Le géant des fruits et légumes clôture son exercice 2017-2018 sur un recul de son chiffre d'affaires et de son bénéfice opérationnel. Des résultats "en deçà des attentes", reconnaît son CEO Hein Deprez.

La nouvelle n'a surpris personne. Le groupe Greenyard, spécialisé dans les fruits et légumes frais et surgelés, avait déjà subi, au premier semestre de son exercice 2017-2018 clôturé le 31 mars, un repli de 2,4% de son chiffre d'affaires.

Les résultats définitifs publiés hier confirment cette tendance. Certes, le géant de l'agroalimentaire reste au-dessus de la barre des 4 milliards d'euros de revenus, franchie durant l'exercice comptable précédent. Mais il subit un léger reflux. Le chiffre d'affaires plafonne en effet à 4,18 milliards d'euros, contre 4,25 milliards en 2016-2017 (-1,7 %).

La baisse des volumes de ventes a aussi affecté l'excédent brut d'exploitation récurrent (rebitda), qui subit un recul plus net, lâchant 3,8% à 140,2 millions d'euros.

"Greenyard a navigué en eaux troubles l'an dernier. Les résultats sont restés en deçà des attentes en raison de la pression sur les prix dans nos principaux marchés et d'un certain nombre de coûts non-récurrents", résume Hein Deprez, le CEO de Greenyard. Parmi ces derniers figure notamment la tentative avortée de rachat du géant américain Dole.

Le patron du groupe basé à Wavre-Sainte-Catherine, près de Malines, évoque notamment la perte de volumes dans certaines des marques principales de la division Fresh, la plus importante puisqu'elle représente à elle seule 3,34 milliards d'euros de revenus (-2,4 %).

Les activités de produits frais sont en perte de vitesse en Allemagne et, dans une moindre mesure, en Belgique. Pour contrer cette évolution négative, Greenyard a décidé de fermer deux centres de distribution en Allemagne et étendre la collaboration avec Carrefour. Le programme "First-In-Fresh" ajoute quelque 1.500 produits frais ( viande, poisson, plats préparés) à la gamme livrée par Greenyard Fresh aux magasins franchisés du distributeur.

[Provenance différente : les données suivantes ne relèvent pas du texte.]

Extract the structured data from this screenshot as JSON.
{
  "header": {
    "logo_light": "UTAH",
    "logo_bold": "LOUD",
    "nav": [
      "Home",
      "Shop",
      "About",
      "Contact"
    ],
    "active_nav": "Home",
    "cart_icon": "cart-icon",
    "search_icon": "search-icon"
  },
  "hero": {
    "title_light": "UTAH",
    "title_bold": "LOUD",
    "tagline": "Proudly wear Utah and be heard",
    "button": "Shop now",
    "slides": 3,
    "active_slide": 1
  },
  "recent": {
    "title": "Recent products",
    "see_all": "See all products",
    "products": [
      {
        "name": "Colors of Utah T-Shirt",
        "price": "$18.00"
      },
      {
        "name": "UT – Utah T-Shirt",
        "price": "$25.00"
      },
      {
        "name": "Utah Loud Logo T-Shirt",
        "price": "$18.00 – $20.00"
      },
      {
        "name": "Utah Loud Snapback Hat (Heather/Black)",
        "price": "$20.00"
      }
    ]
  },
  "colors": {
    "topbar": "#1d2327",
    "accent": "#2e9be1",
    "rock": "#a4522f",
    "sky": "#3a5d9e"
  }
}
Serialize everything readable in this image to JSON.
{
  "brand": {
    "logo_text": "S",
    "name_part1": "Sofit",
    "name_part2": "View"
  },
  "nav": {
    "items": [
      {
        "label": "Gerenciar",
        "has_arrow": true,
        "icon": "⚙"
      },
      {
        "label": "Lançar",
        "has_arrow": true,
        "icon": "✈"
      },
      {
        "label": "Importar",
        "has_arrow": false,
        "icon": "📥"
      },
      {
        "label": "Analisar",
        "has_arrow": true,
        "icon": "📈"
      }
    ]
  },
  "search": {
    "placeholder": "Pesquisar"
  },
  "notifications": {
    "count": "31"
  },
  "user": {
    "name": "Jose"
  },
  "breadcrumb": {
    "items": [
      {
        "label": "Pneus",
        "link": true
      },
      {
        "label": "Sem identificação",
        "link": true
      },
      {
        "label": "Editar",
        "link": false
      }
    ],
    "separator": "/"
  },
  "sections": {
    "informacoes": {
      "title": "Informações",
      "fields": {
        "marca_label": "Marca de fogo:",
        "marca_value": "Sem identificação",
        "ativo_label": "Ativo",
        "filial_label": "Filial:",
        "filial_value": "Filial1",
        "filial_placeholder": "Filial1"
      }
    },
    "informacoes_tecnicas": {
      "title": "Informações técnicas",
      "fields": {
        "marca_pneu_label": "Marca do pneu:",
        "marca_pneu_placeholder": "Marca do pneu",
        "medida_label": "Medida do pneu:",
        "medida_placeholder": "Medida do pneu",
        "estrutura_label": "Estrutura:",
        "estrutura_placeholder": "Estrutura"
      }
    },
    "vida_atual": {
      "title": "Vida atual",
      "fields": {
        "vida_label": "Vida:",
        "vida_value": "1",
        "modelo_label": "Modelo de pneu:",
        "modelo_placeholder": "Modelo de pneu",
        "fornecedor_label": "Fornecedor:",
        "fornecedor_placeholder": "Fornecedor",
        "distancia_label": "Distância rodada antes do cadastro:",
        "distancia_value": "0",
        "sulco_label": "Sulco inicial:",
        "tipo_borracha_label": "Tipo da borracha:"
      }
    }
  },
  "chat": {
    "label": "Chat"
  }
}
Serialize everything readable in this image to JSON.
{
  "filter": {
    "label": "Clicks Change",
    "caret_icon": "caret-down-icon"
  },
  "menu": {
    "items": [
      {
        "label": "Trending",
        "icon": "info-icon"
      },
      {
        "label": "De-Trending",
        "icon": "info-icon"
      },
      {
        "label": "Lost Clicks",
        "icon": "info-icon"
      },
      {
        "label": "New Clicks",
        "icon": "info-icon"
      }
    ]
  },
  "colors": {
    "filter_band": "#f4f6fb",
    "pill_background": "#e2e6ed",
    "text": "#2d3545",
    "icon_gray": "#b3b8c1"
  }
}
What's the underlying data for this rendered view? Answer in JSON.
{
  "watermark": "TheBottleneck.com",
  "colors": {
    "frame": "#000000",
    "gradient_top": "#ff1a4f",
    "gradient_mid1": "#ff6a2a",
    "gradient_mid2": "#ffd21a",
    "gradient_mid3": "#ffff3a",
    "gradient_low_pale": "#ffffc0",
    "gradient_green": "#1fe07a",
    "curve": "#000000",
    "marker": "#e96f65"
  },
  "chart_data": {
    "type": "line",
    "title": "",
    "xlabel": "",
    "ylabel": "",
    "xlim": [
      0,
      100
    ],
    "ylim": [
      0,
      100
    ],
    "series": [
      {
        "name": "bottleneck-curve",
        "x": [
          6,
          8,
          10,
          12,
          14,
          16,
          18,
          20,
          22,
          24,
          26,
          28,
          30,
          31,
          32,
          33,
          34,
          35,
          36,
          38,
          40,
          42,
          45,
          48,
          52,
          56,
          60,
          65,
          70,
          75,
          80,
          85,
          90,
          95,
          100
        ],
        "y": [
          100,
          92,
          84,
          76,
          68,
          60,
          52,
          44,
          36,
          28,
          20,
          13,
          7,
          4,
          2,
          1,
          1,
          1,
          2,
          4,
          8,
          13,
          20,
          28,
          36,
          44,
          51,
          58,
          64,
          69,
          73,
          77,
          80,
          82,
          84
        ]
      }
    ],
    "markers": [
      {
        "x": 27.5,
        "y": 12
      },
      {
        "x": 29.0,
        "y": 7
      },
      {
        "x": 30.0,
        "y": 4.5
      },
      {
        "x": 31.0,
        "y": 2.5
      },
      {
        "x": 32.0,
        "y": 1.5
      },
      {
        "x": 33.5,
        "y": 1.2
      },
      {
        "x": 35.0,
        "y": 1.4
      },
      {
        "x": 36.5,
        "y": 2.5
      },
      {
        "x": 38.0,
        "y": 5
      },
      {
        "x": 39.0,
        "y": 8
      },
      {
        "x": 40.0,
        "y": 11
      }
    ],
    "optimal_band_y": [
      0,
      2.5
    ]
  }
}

La croissance régulière réalisée aux Etats-Unis, en France et aux Pays-Bas a toutefois permis de limiter les dégâts. Il n'empêche: la baisse des volumes s'est fait sentir sur la rentabilité, l'ebitda récurrent lâchant 8,9 % sur un an.

La division Long Fresh (les surgelés) sauve les meubles. Le chiffre d'affaires ne baisse que de 0,7 % à 743 millions d'euros, mais rogne 0,1 % à taux de change constant.

À noter encore la hausse du bénéfice net, qui passe de 700.000 à 3,4 millions d'euros, ou de 0,2 à 0,7 euro par action. Le dividende reste quant à lui stable à 20 centimes d'euro par titre.